Introduction
An important category of by-products from seafood processing includes crustacean ones. Approximately 6-8 million tons of crustacean waste is produced worldwide every year (FAO, 2014) Shrimp and prawns are one of the most important internationally traded seafood products, and one of the few that can be considered a “commodity”, with a value of US$10 billion (or 16% of world fishery exports) (Gillett, 2008). Shrimp by-products represent important natural sources of carotenoid, among which astaxanthin (ASX) is the major one. Recently, pulsed electric field (PEF) treatment showed to be a promising method for the isolation and extraction of several components from seafood by-products such as calcium, chondroitin sulphate, collagen, chitosan, and protein (Bruno et al., 2019). Accelerated solvent extraction (ASE) is considered a green technique to recover bioactive and nutritional compounds in plants and food matrices (Sun et al., 2012). The main objective of the present study was to apply PEF and ASE using two different organic solvents (dimethyl sulfoxide, DMSO and ethanol, EtOH) to recovery ASX from shrimp by-products, and evaluate the effects of these technologies used independently or in combination on the ASX content and antioxidant activities of the extracts.
Materials and methods
In this study, fresh samples of red shrimp (Aristeus antennatus) and camarote shrimp (Melicertus kerathurus) were obtained from a local market in Valencia, Spain. Dimethyl sulfoxide (100% DMSO) or ethanol absolute (EtOH) were used as organic solvents. The combined and independent effects of the emerging technologies PEF and ASE using different solvents (EtOH and DMSO) on the extraction of astaxanthin were evaluated for each shrimp species. ASE (50 °C, 15 min, 103.4 bar) and PEF (3 kV/cm, 100 kJ/kg, 74 pulses) were used as extraction technologies. The antioxidant capacity of the extracts was evaluated by and Trolox equivalent antioxidant capacity (TEAC) and oxygen radical absorbance capacity (ORAC) assays. Experimental data were subjected to one-way analysis of variance (ANOVA) to determine the significant differences among samples. Tukey HSD (Honestly Significant Difference) multiple range test, at a significance level of p < 0.05, was applied.
Results
Preliminary results showed that ASE and PEF increased the astaxanthin content in the extracts for both shrimp species and solvent used, and the higher recovery was obtained using their combination (Fig 1).

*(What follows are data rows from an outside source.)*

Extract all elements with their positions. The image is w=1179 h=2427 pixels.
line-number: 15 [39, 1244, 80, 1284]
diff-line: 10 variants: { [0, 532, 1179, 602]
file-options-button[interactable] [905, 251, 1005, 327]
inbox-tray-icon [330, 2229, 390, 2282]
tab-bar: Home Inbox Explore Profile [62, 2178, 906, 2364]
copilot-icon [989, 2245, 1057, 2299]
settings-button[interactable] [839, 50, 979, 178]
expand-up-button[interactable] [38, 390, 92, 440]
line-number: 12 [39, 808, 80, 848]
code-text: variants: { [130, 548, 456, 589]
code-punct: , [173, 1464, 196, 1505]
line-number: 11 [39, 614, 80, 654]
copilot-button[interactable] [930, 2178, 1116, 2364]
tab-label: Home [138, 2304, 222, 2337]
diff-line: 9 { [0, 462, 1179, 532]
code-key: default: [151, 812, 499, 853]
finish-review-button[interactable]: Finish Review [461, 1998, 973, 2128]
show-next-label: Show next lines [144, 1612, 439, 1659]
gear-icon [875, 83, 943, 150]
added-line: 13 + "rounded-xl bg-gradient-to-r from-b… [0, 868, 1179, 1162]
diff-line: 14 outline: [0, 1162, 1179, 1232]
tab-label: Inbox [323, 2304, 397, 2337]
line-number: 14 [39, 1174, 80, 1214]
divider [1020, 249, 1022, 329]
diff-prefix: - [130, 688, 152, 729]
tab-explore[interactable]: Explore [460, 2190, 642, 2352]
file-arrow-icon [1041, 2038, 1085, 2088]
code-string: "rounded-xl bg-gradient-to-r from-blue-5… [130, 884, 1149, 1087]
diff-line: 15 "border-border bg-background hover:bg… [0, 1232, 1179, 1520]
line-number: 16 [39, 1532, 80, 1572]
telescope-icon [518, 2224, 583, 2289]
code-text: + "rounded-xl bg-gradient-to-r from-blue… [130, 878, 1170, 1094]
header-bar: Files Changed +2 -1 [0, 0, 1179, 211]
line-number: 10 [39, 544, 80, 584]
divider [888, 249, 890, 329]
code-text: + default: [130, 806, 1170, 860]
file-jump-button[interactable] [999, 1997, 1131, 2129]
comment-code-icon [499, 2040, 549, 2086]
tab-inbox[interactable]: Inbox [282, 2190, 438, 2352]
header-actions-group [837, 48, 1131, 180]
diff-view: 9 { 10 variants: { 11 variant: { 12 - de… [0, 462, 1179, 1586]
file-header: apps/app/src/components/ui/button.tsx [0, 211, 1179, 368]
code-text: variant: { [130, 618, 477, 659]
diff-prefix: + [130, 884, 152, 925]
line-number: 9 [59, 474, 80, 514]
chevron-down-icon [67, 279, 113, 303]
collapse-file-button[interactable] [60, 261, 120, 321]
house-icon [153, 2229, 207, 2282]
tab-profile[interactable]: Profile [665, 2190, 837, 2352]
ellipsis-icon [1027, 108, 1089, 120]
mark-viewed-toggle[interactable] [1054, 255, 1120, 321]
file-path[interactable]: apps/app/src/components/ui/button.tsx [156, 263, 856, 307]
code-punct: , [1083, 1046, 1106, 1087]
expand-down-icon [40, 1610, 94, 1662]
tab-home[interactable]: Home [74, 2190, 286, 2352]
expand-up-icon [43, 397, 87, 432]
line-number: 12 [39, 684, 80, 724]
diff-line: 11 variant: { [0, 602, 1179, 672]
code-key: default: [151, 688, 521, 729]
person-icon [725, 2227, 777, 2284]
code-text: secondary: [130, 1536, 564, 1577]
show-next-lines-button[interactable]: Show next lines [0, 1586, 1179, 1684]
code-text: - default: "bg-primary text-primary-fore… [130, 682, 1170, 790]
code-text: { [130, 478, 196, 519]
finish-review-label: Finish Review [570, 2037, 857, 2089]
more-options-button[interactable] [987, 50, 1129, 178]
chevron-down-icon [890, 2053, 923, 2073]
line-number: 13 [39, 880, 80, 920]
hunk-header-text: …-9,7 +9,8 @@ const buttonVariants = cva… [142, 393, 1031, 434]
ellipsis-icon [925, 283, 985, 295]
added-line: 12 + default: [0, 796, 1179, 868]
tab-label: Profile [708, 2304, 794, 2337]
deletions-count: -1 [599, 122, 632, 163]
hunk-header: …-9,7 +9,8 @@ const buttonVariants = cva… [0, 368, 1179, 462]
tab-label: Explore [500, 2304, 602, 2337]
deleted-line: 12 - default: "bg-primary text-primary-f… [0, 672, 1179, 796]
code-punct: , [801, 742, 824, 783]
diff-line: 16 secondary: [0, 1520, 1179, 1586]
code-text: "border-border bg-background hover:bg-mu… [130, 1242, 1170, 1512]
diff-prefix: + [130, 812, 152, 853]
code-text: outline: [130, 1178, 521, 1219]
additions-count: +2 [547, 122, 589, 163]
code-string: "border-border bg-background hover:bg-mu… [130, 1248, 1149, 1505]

Both technologies seem to be an effective tool to recover astaxanthin and antioxidant extracts from shrimp by-products. However these promising results should be confirmed by extending the study to other valuable compounds from crustacean by-products.
References
Bruno, S. F., Ekorong, F. J. A. A., Karkal, S. S., Cathrine, M. S. B., & Kudre, T. G. (2019). Green and innovative techniques for recovery of valuable compounds from seafood by-products and discards: A review. Trends in Food Science and Technology, 85(June 2018), 10–22. https://doi.org/10.1016/j.tifs.2018.12.004
FAO. (2014). The state of world fisheries and aquaculture: Challenges and Opportunities. In Food and Agriculture Organization of the United Nations. https://doi.org/92-5-105177-1
Gillett, R. (2008). Global study of shrimp fisheries (Vol. 475). Food and Agriculture Organization of the United Nations Rome.
Sun, H., Ge, X., Lv, Y., & Wang, A. (2012). Application of accelerated solvent extraction in the analysis of organic contaminants, bioactive and nutritional compounds in food and feed. Journal of Chromatography A, 1237, 1–23.